What can’t be so easily ignored is the number of dialogue and story choices forced upon you with some urgency at regular intervals. As we mentioned, the Thorton bullshit-ometer will convert almost anything you say into something irritating, but that’s not to say that you aren’t going to affect things based on your responses. While other similar games might build to a choreographed and climactic big choice or two, here they seem to lie around every corner. This is arguably Alpha Protocol‘s biggest draw: the fact that there are so many choices that are both important but not always in a way that is immediately obvious, threading various characters and sub plots through the mission hubs, before largely tying up most remaining loose ends during the endgame. (I say largely, because there are so many different permutations that some characters may disappear or not have closure for their stories, depending on your choices). It’s remarkable how the developers managed to weave it all together in a coherent fashion (and I particularly like the little summaries of what actually happened during each mission, in addition to your usual stats, which helps in this regard); and exploring different paths via multiple attempts is eminently possible due to a relatively manageable playtime of around 15 hours or so.

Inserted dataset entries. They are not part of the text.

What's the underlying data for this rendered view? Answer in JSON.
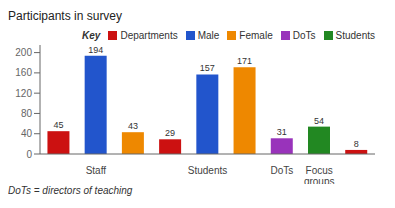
{
  "chart_data": {
    "type": "bar",
    "title": "Participants in survey",
    "annotations": [
      "DoTs = directors of teaching"
    ],
    "legend_title": "Key",
    "legend": "top",
    "data_labels": true,
    "grid": false,
    "categories": [
      null,
      "Staff",
      null,
      null,
      "Students",
      null,
      "DoTs",
      "Focus groups",
      null
    ],
    "series": [
      {
        "name": "Departments",
        "color": "#cc1111",
        "values": [
          45,
          null,
          null,
          29,
          null,
          null,
          null,
          null,
          8
        ]
      },
      {
        "name": "Male",
        "color": "#2255cc",
        "values": [
          null,
          194,
          null,
          null,
          157,
          null,
          null,
          null,
          null
        ]
      },
      {
        "name": "Female",
        "color": "#ee8800",
        "values": [
          null,
          null,
          43,
          null,
          null,
          171,
          null,
          null,
          null
        ]
      },
      {
        "name": "DoTs",
        "color": "#9933bb",
        "values": [
          null,
          null,
          null,
          null,
          null,
          null,
          31,
          null,
          null
        ]
      },
      {
        "name": "Students",
        "color": "#228822",
        "values": [
          null,
          null,
          null,
          null,
          null,
          null,
          null,
          54,
          null
        ]
      }
    ],
    "ylim": [
      0,
      215
    ],
    "yticks": [
      0,
      40,
      80,
      120,
      160,
      200
    ]
  }
}
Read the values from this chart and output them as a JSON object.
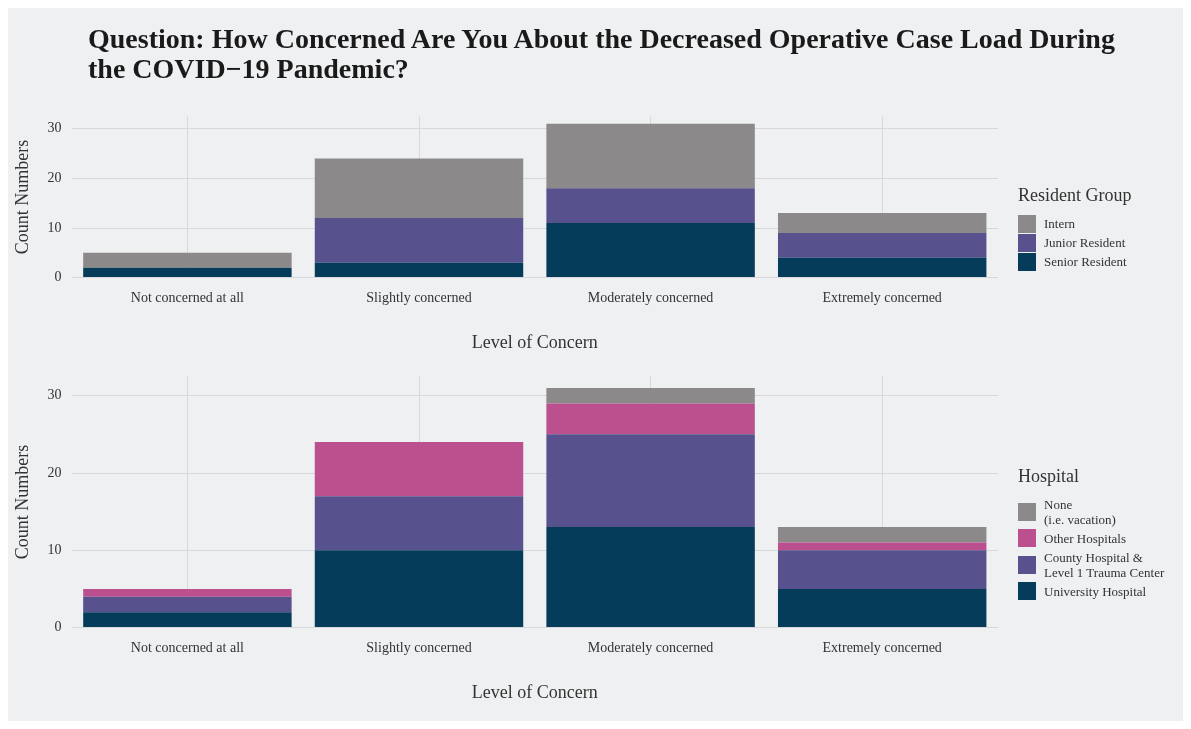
{
  "chart_data": [
    {
      "type": "bar",
      "title": "Question: How Concerned Are You About the Decreased Operative Case Load During the COVID−19 Pandemic?",
      "xlabel": "Level of Concern",
      "ylabel": "Count Numbers",
      "legend_title": "Resident Group",
      "categories": [
        "Not concerned at all",
        "Slightly concerned",
        "Moderately concerned",
        "Extremely concerned"
      ],
      "stacked": true,
      "ylim": [
        0,
        32.5
      ],
      "yticks": [
        0,
        10,
        20,
        30
      ],
      "grid": true,
      "legend": "right",
      "series": [
        {
          "name": "Senior Resident",
          "color": "#053c5a",
          "values": [
            2,
            3,
            11,
            4
          ]
        },
        {
          "name": "Junior Resident",
          "color": "#57518e",
          "values": [
            0,
            9,
            7,
            5
          ]
        },
        {
          "name": "Intern",
          "color": "#8b8989",
          "values": [
            3,
            12,
            13,
            4
          ]
        }
      ]
    },
    {
      "type": "bar",
      "xlabel": "Level of Concern",
      "ylabel": "Count Numbers",
      "legend_title": "Hospital",
      "categories": [
        "Not concerned at all",
        "Slightly concerned",
        "Moderately concerned",
        "Extremely concerned"
      ],
      "stacked": true,
      "ylim": [
        0,
        32.5
      ],
      "yticks": [
        0,
        10,
        20,
        30
      ],
      "grid": true,
      "legend": "right",
      "series": [
        {
          "name": "University Hospital",
          "color": "#053c5a",
          "values": [
            2,
            10,
            13,
            5
          ]
        },
        {
          "name": "County Hospital &\nLevel 1 Trauma Center",
          "color": "#57518e",
          "values": [
            2,
            7,
            12,
            5
          ]
        },
        {
          "name": "Other Hospitals",
          "color": "#bc4f8d",
          "values": [
            1,
            7,
            4,
            1
          ]
        },
        {
          "name": "None\n(i.e. vacation)",
          "color": "#8b8989",
          "values": [
            0,
            0,
            2,
            2
          ]
        }
      ]
    }
  ]
}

It’s ok, he won’t see me here.

That impressiveness comes at a cost elsewhere, with the game veering from mildly scrappy to genuinely buggy at various points, although in my case the latter never affected progress, and the most significant glitch I noted was Mike’s glasses and beard combo disappearing and reappearing during cut scenes. Since its release, details of the game’s troubled development have emerged, partly to try and make sense both of the critical shrug the game received upon release, and the cult following it’s since garnered.

Alpha Protocol is definitely an unpolished and sometimes flawed game, but what it does well, few others can match. And it does it in a way that somehow makes you ignore not only the bugs, but the silly script, the over-explanation of the plot, the dislikeable main character, and the occasionally clumsy action. While recognising all of its flaws, I can’t help but be a sucker for an ambitious game with a story to tell, allied to some relatively uncomplicated action. Plus anything that I feel compelled to come back and complete more than once holds a special place in my heart.

So, following an uncharacteristic period of agonising about scores, I’d say that this is definitely a seven out of ten type of game, but one that can be raised to an eight at the discretion of a supportive reviewer. ‘More than the sum of its parts’ is a bit of a cop-out, perhaps, but it certainly applies here. Altogether, everything adds up to a satisfying whole that’s worth at least a couple of run-throughs. One of my favourite games of the last decade; one that made me think ‘modern’ RPGs might be for me, and thus the recipient of a solid FFG recommendation.